You can have a look at the training log using Tensorboard:
tensorboard --logdir=qm9tut/default
Inference
Having trained a model for QM9, we are going to use it to obtain some predictions. First, we need to load the model. The Trainer
stores the best model in the model directory which can be loaded using PyTorch:
[ ]:
import torch
import numpy as np
from ase import Atoms
best_model = torch.load(os.path.join(qm9tut, 'best_inference_model'), map_location="cpu")
We can use the test dataloader from the QM( data to obtain a batch of molecules and apply the model:
[ ]:
for batch in qm9data.test_dataloader():
result = best_model(batch)
print("Result dictionary:", result)
break
If your data is not already in SchNetPack format, a convenient way is to use ASE atoms with the provided AtomsConverter
:
[ ]:
converter = spk.interfaces.AtomsConverter(neighbor_list=trn.ASENeighborList(cutoff=5.), dtype=torch.float32)
[ ]:
numbers = np.array([6, 1, 1, 1, 1])
positions = np.array([[-0.0126981359, 1.0858041578, 0.0080009958],
[0.002150416, -0.0060313176, 0.0019761204],
[1.0117308433, 1.4637511618, 0.0002765748],
[-0.540815069, 1.4475266138, -0.8766437152],
[-0.5238136345, 1.4379326443, 0.9063972942]])
atoms = Atoms(numbers=numbers, positions=positions)
[ ]:
inputs = converter(atoms)
print('Keys:', list(inputs.keys()))
pred = best_model(inputs)
print('Prediction:', pred[QM9.U0])
Alternatively, one can use the SpkCalculator
as an interface to ASE. The calculator requires the path to a trained model and a neighborlist as input.
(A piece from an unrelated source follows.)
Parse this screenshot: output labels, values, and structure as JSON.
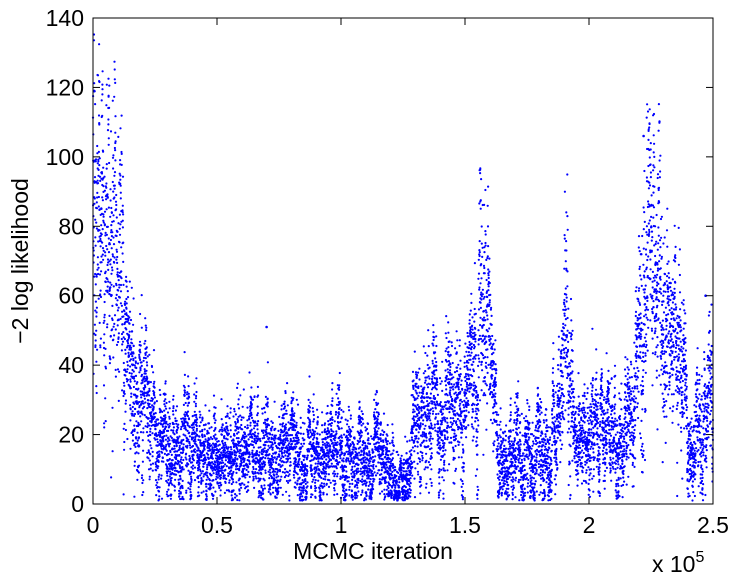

In addition, the names and units of properties used in the model (e.g. the energy) should be provided. Precision and device can be set via the dtype
and device
keywords:
[ ]:
calculator = spk.interfaces.SpkCalculator(
model_file=os.path.join(qm9tut, "best_inference_model"), # path to model
neighbor_list=trn.ASENeighborList(cutoff=5.), # neighbor list
energy_key=QM9.U0, # name of energy property in model
energy_unit="eV", # units of energy property
device="cpu", # device for computation
)
atoms.set_calculator(calculator)
print('Prediction:', atoms.get_total_energy())
The calculator automatically converts the prediction of the given unit to internal ASE units, which is eV
for the energy. Using the calculator interface makes more sense if you have trained SchNet for a potential energy surface. In the next tutorials, we will show how to learn potential energy surfaces and forces field as well as performing molecular dynamics simulations with SchNetPack.